1947 / Port Neches, Texas

Gravity and Levity

The heron resolves itself from the gray lake the water
conversely the woman dissolves in sex, her own

in liquefaction but the flesh reforms like wings
unfolded flight like light drips glistens

the setting sun the horizon first
above now below the bird the evening only local

the spinning earth flings its fluid surface
dissolving itself into itself its ecstasy

the need we feel each for each, the falseness
of any world, at all it is a kind of patience

impossible to distinguish from lassitude
it is a kind of hope indistinguishable

from stupidity. I know (of) a man who killed
himself and the woman he was about to marry

killed herself a month later.
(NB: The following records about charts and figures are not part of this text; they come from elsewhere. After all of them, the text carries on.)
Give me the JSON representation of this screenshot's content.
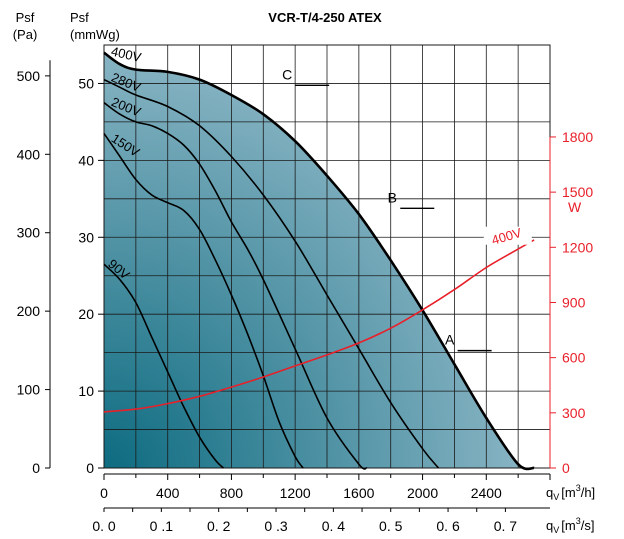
{
  "chart_data": {
    "type": "line",
    "title": "VCR-T/4-250 ATEX",
    "y_axis_left_outer": {
      "label_line1": "Psf",
      "label_line2": "(Pa)",
      "ticks": [
        0,
        100,
        200,
        300,
        400,
        500
      ],
      "tick_labels": [
        "0",
        "100",
        "200",
        "300",
        "400",
        "500"
      ]
    },
    "y_axis_left_inner": {
      "label_line1": "Psf",
      "label_line2": "(mmWg)",
      "ticks": [
        0,
        10,
        20,
        30,
        40,
        50
      ],
      "tick_labels": [
        "0",
        "10",
        "20",
        "30",
        "40",
        "50"
      ]
    },
    "y_axis_right": {
      "label": "W",
      "color": "#e8202a",
      "ticks": [
        0,
        300,
        600,
        900,
        1200,
        1500,
        1800
      ],
      "tick_labels": [
        "0",
        "300",
        "600",
        "900",
        "1200",
        "1500",
        "1800"
      ]
    },
    "x_axis_top": {
      "label_prefix": "q",
      "label_sub": "V",
      "label_unit": "[m",
      "label_sup": "3",
      "label_suffix": "/h]",
      "ticks": [
        0,
        400,
        800,
        1200,
        1600,
        2000,
        2400
      ],
      "tick_labels": [
        "0",
        "400",
        "800",
        "1200",
        "1600",
        "2000",
        "2400"
      ]
    },
    "x_axis_bottom": {
      "label_prefix": "q",
      "label_sub": "V",
      "label_unit": "[m",
      "label_sup": "3",
      "label_suffix": "/s]",
      "ticks": [
        0,
        0.1,
        0.2,
        0.3,
        0.4,
        0.5,
        0.6,
        0.7
      ],
      "tick_labels": [
        "0. 0",
        "0 .1",
        "0. 2",
        "0 .3",
        "0. 4",
        "0. 5",
        "0. 6",
        "0. 7"
      ]
    },
    "xlim": [
      0,
      2800
    ],
    "ylim_mmwg": [
      0,
      55
    ],
    "right_axis_range_w": [
      0,
      2300
    ],
    "grid": true,
    "fill_color_light": "#a6c6d4",
    "fill_color_dark": "#0d6b80",
    "series": [
      {
        "name": "400V",
        "x": [
          0,
          100,
          200,
          400,
          600,
          800,
          1000,
          1200,
          1400,
          1600,
          1800,
          2000,
          2200,
          2400,
          2600,
          2700
        ],
        "y": [
          54,
          52.5,
          51.8,
          51.5,
          50.5,
          48.5,
          46,
          42.5,
          38,
          33,
          27,
          20.5,
          13.5,
          6.5,
          0.5,
          0
        ]
      },
      {
        "name": "280V",
        "x": [
          0,
          100,
          200,
          400,
          600,
          800,
          1000,
          1200,
          1400,
          1600,
          1800,
          2000,
          2100
        ],
        "y": [
          50.5,
          49.5,
          48.5,
          47,
          44.5,
          40.5,
          35.5,
          29.5,
          22.5,
          15.5,
          8.5,
          2.5,
          0
        ]
      },
      {
        "name": "200V",
        "x": [
          0,
          100,
          200,
          300,
          400,
          500,
          600,
          700,
          800,
          900,
          1000,
          1200,
          1400,
          1600,
          1650
        ],
        "y": [
          47.5,
          46,
          45,
          44.5,
          43.5,
          42,
          39.5,
          36,
          32,
          28.5,
          24.5,
          15.5,
          6.5,
          0.5,
          0
        ]
      },
      {
        "name": "150V",
        "x": [
          0,
          100,
          200,
          300,
          400,
          500,
          600,
          700,
          800,
          900,
          1000,
          1100,
          1200,
          1250
        ],
        "y": [
          43.5,
          40.5,
          37.5,
          35.5,
          34.5,
          33.5,
          31,
          27,
          22.5,
          17.5,
          12,
          6,
          1.5,
          0
        ]
      },
      {
        "name": "90V",
        "x": [
          0,
          100,
          200,
          300,
          400,
          500,
          600,
          700,
          750
        ],
        "y": [
          26.5,
          24.5,
          21.5,
          17,
          12.5,
          8,
          4,
          1,
          0
        ]
      }
    ],
    "power_curve": {
      "name": "400V",
      "color": "#e8202a",
      "x": [
        0,
        200,
        400,
        600,
        800,
        1000,
        1200,
        1400,
        1600,
        1800,
        2000,
        2200,
        2400,
        2600,
        2700
      ],
      "y_w": [
        305,
        320,
        350,
        390,
        440,
        495,
        555,
        615,
        680,
        760,
        860,
        970,
        1090,
        1190,
        1240
      ]
    },
    "operating_points": [
      {
        "label": "A",
        "x": 2220,
        "y": 15
      },
      {
        "label": "B",
        "x": 1860,
        "y": 33.5
      },
      {
        "label": "C",
        "x": 1200,
        "y": 49.5
      }
    ]
  }
}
He wrote a note:
Until yesterday I had no definite plan to kill myself.

I do not understand it myself, but it is not
because of a particular event, nor of an explicit matter.

Every elliptic curve defined over the rational field
is a factor of the Jacobian of a modular function field

was another note he wrote. (I have his picture
on my desk, a gray parallelogram,

a thin man in black jacket black
tie bifurcating a horizon behind him

the line just above his ears this point
of view this lonely life there is only

a kind of barrenness in the background and a sky
which is a world, of course, plenty.)

This is a bigger world than it was once
it expands an explosion it can't help it it has

nothing to do with us whether we know or
not whether our theories can be proved

whether or not a mathematician
knew a better class of circles

(he has a name, Taniyama, a Conjecture)
than was ever known before before—

not circles, elliptic curves. Not doughnuts.
Not anything that is nearly, only is, such

a world is hard to imagine, harder to live in,
harder still to leave. A little like love, Dear.